"L’inceste, c’est un crime sans cadavre. On veut à nouveau m’imposer le silence" (témoignage)

Annick Hovine
"L’inceste, c’est un crime sans cadavre. On veut à nouveau m’imposer le silence" (témoignage)
©Olivier Papegnies

Le 18 novembre est la Journée européenne pour la protection des enfants contre les abus sexuels. Quand il s’agit d’un inceste, l’enfant est longtemps enfermé dans son lourd secret. Nathalie C., 36 ans, a été violée par son père alors qu’elle avait douze ans. Elle a mis quinze ans avant d’oser commencer à en parler.

Son silence a duré quinze ans. Elle avait tellement honte. A douze ans, quand l’indicible se produit, on culpabilise. Nathalie C. a joué le jeu imposé par son père, faisant semblant d’avoir oublié le lendemain ce qui s’était passé dans le satané canapé du salon. L’impardonnable. Les mains qui s’approchent, la bouche. Tétanisée, la jeune adolescente refusait de croire ce qui se répétait. Il s’excusait - il avait trop bu -, regrettait. Elle voulait le croire. Il recommençait. Le lendemain, au petit-déjeuner familial, elle faisait comme si de rien n’était. Idem sur les bancs de l’école. Elle ne disait rien - à qui d’ailleurs aurait-elle osé se confier ? Sa mère, sa sœur, son frère ?

Elle se taisait, voulant garder l’affection, l’attention de son père. Cela a duré de décembre 1992 à janvier 1996. La honte, toujours. Il le savait, l’utilisait comme il jouait de son corps de petite fille, puis d’adolescente. Il l’avait enfermée dans un pacte : "Si tu le dis, je n’irai pas en prison, je me tirerai une balle." Elle devait vivre avec cela. "Mon silence faisait de moi sa complice. Je devenais son abominable acolyte."

Des disputes à cause de "ça"

Nathalie C. a aujourd’hui 36 ans. "Les faits, je les avais bien rangés. Je n’en avais parlé à personne. Comme si c’était une erreur de parcours de mon père. Je voulais profiter de ses bons côtés, ne plus ressasser."

Mais la vie familiale est houleuse.
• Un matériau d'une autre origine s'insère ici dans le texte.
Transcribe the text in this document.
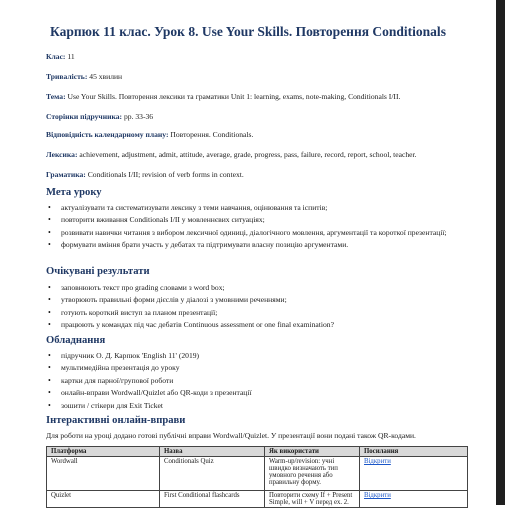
Карпюк 11 клас. Урок 8. Use Your Skills. Повторення Conditionals
Клас: 11
Тривалість: 45 хвилин
Тема: Use Your Skills. Повторення лексики та граматики Unit 1: learning, exams, note-making, Conditionals I/II.
Сторінки підручника: pp. 33-36
Відповідність календарному плану: Повторення. Conditionals.
Лексика: achievement, adjustment, admit, attitude, average, grade, progress, pass, failure, record, report, school, teacher.
Граматика: Conditionals I/II; revision of verb forms in context.
Мета уроку
• актуалізувати та систематизувати лексику з теми навчання, оцінювання та іспитів;
• повторити вживання Conditionals I/II у мовленнєвих ситуаціях;
• розвивати навички читання з вибором лексичної одиниці, діалогічного мовлення, аргументації та короткої презентації;
• формувати вміння брати участь у дебатах та підтримувати власну позицію аргументами.
Очікувані результати
• заповнюють текст про grading словами з word box;
• утворюють правильні форми дієслів у діалозі з умовними реченнями;
• готують короткий виступ за планом презентації;
• працюють у командах під час дебатів Continuous assessment or one final examination?
Обладнання
• підручник О. Д. Карпюк 'English 11' (2019)
• мультимедійна презентація до уроку
• картки для парної/групової роботи
• онлайн-вправи Wordwall/Quizlet або QR-коди з презентації
• зошити / стікери для Exit Ticket
Інтерактивні онлайн-вправи
Для роботи на уроці додано готові публічні вправи Wordwall/Quizlet. У презентації вони подані також QR-кодами.
Платформа	Назва	Як використати	Посилання
Wordwall	Conditionals Quiz	Warm-up/revision: учні швидко визначають тип умовного речення або правильну форму.	Відкрити
Quizlet	First Conditional flashcards	Повторити схему If + Present Simple, will + V перед ex. 2.	Відкрити
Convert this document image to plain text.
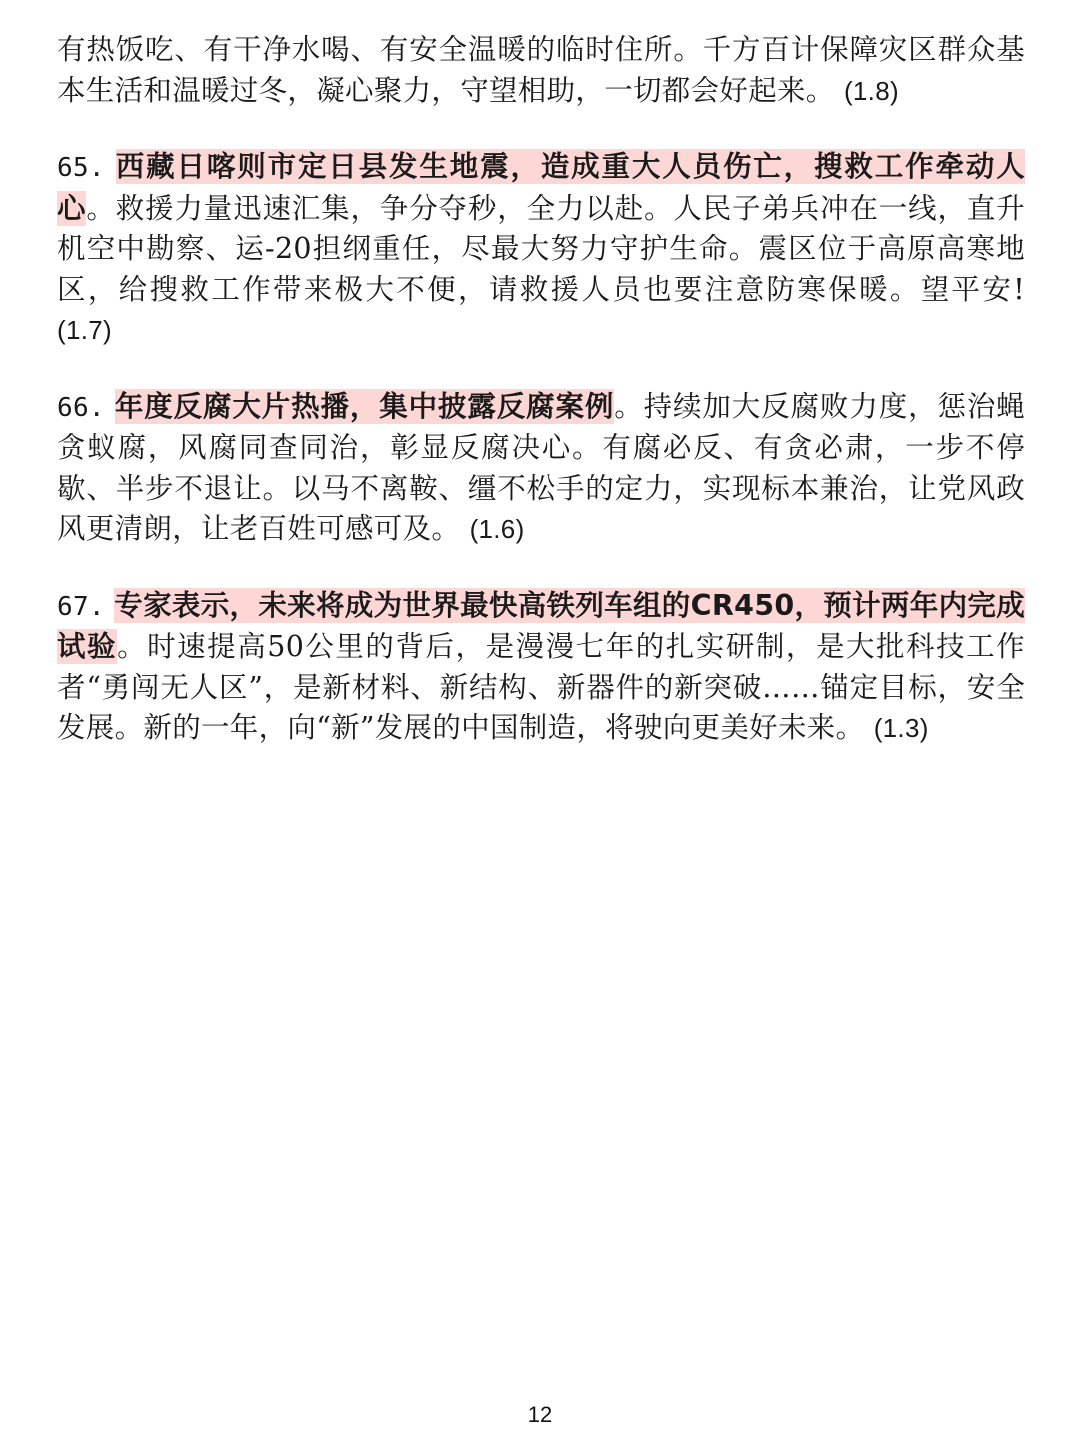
有热饭吃、有干净水喝、有安全温暖的临时住所。千方百计保障灾区群众基本生活和温暖过冬，凝心聚力，守望相助，一切都会好起来。 (1.8)

65. 西藏日喀则市定日县发生地震，造成重大人员伤亡，搜救工作牵动人心。救援力量迅速汇集，争分夺秒，全力以赴。人民子弟兵冲在一线，直升机空中勘察、运-20担纲重任，尽最大努力守护生命。震区位于高原高寒地区，给搜救工作带来极大不便，请救援人员也要注意防寒保暖。望平安! (1.7)

66. 年度反腐大片热播，集中披露反腐案例。持续加大反腐败力度，惩治蝇贪蚁腐，风腐同查同治，彰显反腐决心。有腐必反、有贪必肃，一步不停歇、半步不退让。以马不离鞍、缰不松手的定力，实现标本兼治，让党风政风更清朗，让老百姓可感可及。 (1.6)

67. 专家表示，未来将成为世界最快高铁列车组的CR450，预计两年内完成试验。时速提高50公里的背后，是漫漫七年的扎实研制，是大批科技工作者“勇闯无人区”，是新材料、新结构、新器件的新突破……锚定目标，安全发展。新的一年，向“新”发展的中国制造，将驶向更美好未来。 (1.3)

12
Après une dispute, à 17 ans, elle claque la porte et va s’installer avec Serge, son amoureux de l’époque - il est devenu son mari; ils ont quatre enfants ensemble. Le Service d’aide à la jeunesse intervient et accompagne la jeune fille. Elle ne dit rien - pas un mot - de l’inceste. Ni aux assistantes sociales, ni à Serge. Elle a enfoui "ça" très loin. A 18 ans, Nathalie C. accouche de son premier enfant - un garçon. Et "ça" se réveille. "J’avais du mal à laisser mon bébé chez mes parents. Je ne parlais toujours pas de ce qui m’était arrivé. J’ai essayé de vivre avec. Mais j’avais des réactions que personne ne comprenait. J’ai commencé à me dire que peut-être je ne pouvais pas accepter cela."

Le jeune couple se rend chaque week-end chez les parents de Nathalie. Les retours sont tendus. Serge ne comprend pas. "On avait des disputes à cause de ça."

Un procès C. contre C.

La jeune mère ne va pas bien; son couple vacille à plusieurs reprises . "J’allais voir des psys. Je leur expliquais d’autres soucis : professionnels, avec mon mari… Dès qu’on s’approchait de l’inceste, j’annulais mes rendez-vous, j’abandonnais tout."

Son secret se rompt en 2007, quinze ans après les faits. Son deuxième enfant, une fille, a trois ans. "Ma mère était très insistante pour que la petite passe plus de temps chez eux, qu’elle reste dormir. Je ne voulais pas mais je n’arrivais pas à lui donner des explications crédibles. Je disais que c’était parce qu’elle fumait. Ou parce que j’étais une maman-poule." Des excuses qui ne tiennent pas la route. "J’ai craqué. J’ai tout raconté à Serge." D’emblée, son mari la croit et la soutient. Il découvre l’ampleur de sa souffrance morale.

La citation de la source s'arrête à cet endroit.